Would you like to? There was a time when I was very slow (it took me one or two weeks to complete a two-page layout). I would have liked to become faster, but I thought I would have to sacrifice quality to do so. I also suspected it would mean giving up the joy of the process. In fact, I’ve read these same types of comments on the message boards at 2 Peas.

At one point I began making some changes in the way I scrapbooked. The changes were unrelated and happened over a period of about six months, but each one contributed to a surprising increase in all three: speed, skill, and satisfaction. I’ve since become a woman obsessed, actually.

So let me ask you again. If you could increase your satisfaction, your skill, and your speed at scrapbooking, would you like to know how?

I’ll post a list of changes I made, recommendations to you, today. And over the next few weeks, I’ll spend an entry discussing each recommendation.

1. Give yourself a scrapbook area. Even if all you have room for is a little table just big enough to hold a layout, claim it as your own creating space. Whatever project or layout you are working on or intend to work on soon, have it out on that table all the time. Even if you don’t know when you’ll have time to sit down with it.

2. Spend at least ten to twenty minutes at your table every day. If that means reorganizing, then do it. If it means choosing the next set of pictures so you can think about what you’ll be doing next, do it. If it means pulling out papers that could potentially go with your next layout, do it. If ten minutes is all you have most days, that daily ten minutes will make a world of difference. I’ll explain why in the post dedicated to this recommendation. (Note: This is the reason why having a permanent table is so important).

3. Give yourself permission to take risks, make mistakes, create a really bad layout, and otherwise get messy. This means you can go ahead and cut that paper up, even if you’re still not sure it’ll work.

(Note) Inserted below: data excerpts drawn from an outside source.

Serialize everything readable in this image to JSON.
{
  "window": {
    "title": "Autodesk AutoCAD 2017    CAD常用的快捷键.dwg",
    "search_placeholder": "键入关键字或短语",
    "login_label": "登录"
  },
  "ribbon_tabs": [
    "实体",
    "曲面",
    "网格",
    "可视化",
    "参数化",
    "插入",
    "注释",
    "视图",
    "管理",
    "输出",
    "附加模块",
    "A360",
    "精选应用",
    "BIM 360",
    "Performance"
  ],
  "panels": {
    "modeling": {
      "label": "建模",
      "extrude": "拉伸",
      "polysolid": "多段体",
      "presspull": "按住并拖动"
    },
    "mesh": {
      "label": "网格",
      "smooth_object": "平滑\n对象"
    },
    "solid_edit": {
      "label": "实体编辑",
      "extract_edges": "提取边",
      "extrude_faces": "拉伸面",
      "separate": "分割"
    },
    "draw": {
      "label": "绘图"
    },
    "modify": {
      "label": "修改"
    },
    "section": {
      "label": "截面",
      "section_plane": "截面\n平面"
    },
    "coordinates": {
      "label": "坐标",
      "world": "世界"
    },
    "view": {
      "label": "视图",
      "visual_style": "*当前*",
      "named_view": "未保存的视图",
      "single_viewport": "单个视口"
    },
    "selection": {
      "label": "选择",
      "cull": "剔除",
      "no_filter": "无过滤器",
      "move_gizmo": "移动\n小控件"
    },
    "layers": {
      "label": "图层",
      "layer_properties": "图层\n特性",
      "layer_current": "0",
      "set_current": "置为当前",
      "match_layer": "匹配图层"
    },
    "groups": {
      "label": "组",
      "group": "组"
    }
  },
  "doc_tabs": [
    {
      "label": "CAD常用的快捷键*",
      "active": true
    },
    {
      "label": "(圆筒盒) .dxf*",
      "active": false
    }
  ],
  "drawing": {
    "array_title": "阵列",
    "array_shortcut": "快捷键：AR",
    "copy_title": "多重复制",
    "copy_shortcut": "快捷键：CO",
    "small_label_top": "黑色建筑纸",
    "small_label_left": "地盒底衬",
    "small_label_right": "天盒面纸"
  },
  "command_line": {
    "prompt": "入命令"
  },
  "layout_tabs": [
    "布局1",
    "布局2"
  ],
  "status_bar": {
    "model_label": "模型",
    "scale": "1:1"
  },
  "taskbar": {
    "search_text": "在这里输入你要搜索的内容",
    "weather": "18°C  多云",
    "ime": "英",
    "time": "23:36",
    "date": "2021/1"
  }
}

4. Participate in online challenges. Have a blog or gallery where you can post your layouts publicly. This will be the motivation for creating the layout by the challenge deadline. My experience with these is that you have between 3 and 7 days from the time the challenge posts, to the deadline. Seven days may be a lot, but remember that you have to photograph the layout and that usually needs to happen in the morning hours to get good lighting. Then there is the time it takes to edit it, upload it, and post it to the blog/gallery. That cuts out at least one day of scrapbooking time. If you are trying for multiple challenges at a time, or if want you to be among the first to post so that people actually see your work, your time is even shorter.
It forces you to work at a faster speed.

5. Give yourself permission to scrapbook out of order. I used to be a slave to the timeline. I still keep my books mainly chronological, but ever since I allowed myself to go with my “creative flow,” or the momentum of whatever I am feeling motivated to do at a given moment, I work faster and I love all of my pages.

There they are. My five recommendations. Changes I made that had enormous impact. I can’t wait to discuss each of these in more detail in future posts.